Следствием этой решимости купить квартиру стало то, что ей дали понять — нет, честно поправила она себя, просто она сама почувствовала, — что поведение, не укладывающееся в рамки самоуничижения и почтительности, лишило ее главного определяющего женского качества: умения жертвовать, быть дарительницей. Сама сущность женственности, то тепло, нежность и преданность, которые традиционно ценятся в девушках, оказалась забытой: Рут повернулась к ней спиной, отбросила ее и растоптала. Бог с ней, с несправедливостью, и с тем, что самые лелеемые черты женственности всегда проявляются во взаимоотношениях, как будто имеют ценность лишь для окружающих, — именно так ей сейчас казалось.
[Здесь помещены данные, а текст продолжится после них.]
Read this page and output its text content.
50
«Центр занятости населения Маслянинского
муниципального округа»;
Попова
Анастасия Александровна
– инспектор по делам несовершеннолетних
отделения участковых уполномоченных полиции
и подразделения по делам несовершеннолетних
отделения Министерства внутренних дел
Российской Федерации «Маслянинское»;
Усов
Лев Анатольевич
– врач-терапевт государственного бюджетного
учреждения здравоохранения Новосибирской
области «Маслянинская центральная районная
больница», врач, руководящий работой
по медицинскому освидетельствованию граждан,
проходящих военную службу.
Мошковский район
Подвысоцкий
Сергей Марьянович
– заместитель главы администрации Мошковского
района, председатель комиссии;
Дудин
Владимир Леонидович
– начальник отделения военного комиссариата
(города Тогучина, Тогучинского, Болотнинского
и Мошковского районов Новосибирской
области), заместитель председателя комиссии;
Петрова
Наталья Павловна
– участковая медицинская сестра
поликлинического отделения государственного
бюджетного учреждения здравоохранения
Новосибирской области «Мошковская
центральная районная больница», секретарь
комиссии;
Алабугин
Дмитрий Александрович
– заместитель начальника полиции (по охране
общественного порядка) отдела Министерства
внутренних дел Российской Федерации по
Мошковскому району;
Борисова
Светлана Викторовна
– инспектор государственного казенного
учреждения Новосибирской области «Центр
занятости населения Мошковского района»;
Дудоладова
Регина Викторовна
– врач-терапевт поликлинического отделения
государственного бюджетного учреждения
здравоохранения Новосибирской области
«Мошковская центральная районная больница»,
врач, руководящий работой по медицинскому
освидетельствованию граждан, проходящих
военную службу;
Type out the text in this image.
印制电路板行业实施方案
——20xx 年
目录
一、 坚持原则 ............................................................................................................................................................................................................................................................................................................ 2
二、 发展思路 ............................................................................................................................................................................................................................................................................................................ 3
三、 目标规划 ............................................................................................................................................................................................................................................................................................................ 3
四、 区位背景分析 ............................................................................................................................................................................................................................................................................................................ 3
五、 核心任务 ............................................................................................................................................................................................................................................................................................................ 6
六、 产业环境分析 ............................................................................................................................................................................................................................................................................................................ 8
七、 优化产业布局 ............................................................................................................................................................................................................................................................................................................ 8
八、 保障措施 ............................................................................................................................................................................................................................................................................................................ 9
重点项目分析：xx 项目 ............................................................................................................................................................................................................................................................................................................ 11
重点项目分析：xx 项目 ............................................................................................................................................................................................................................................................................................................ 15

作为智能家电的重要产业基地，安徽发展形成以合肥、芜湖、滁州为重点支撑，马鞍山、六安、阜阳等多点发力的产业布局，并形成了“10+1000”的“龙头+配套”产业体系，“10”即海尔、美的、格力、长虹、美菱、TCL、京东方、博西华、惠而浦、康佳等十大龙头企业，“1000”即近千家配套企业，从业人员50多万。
Она проявила самодостаточность, решительность и независимость, которые так поощряют у мужчин, и ощутила, что сама ее сексуальность подверглась нападкам. За достижения на работе ее постоянно хвалили, но чего стоила эта похвала, тонким слоем размазанная по всей ее жизни, помимо работы? Кому какое дело, если через десять лет, когда все ее сверстницы обзаведутся семьями, она в свои тридцать восемь будет зарабатывать за год больше, чем ее отец — за всю жизнь? Женщин, с дьявольским упорством стремящихся получить образование, в викторианские времена считали бесполыми и асексуальными. Рут гадала, сколько ныне живущих людей, в том числе и сжимающаяся внутренняя частица ее внешне благополучного «я», согласились бы с предками.

Вот, вы только полюбуйтесь на нее. Глядите! Проявив беспечность, забыв о предохранении и уступив своей настоятельной потребности доказать, что она вовсе не чудачка, непривлекательная для противоположного пола, она забеременела. По чистой случайности она очутилась в сугубо женском состоянии, самом женском из всех, какое только можно себе представить. И Мэтью вопреки ее опасениям не испытал отвращения, не возликовал от такого подтверждения своей мужской силы, а просто растрогался. Известие эмоционально захватило его совершенно непредсказуемым образом — ничего подобного она сама не испытывала. И эта реакция означала, что теперь-то он наверняка согласится на все, что она захочет, и позвонит ей.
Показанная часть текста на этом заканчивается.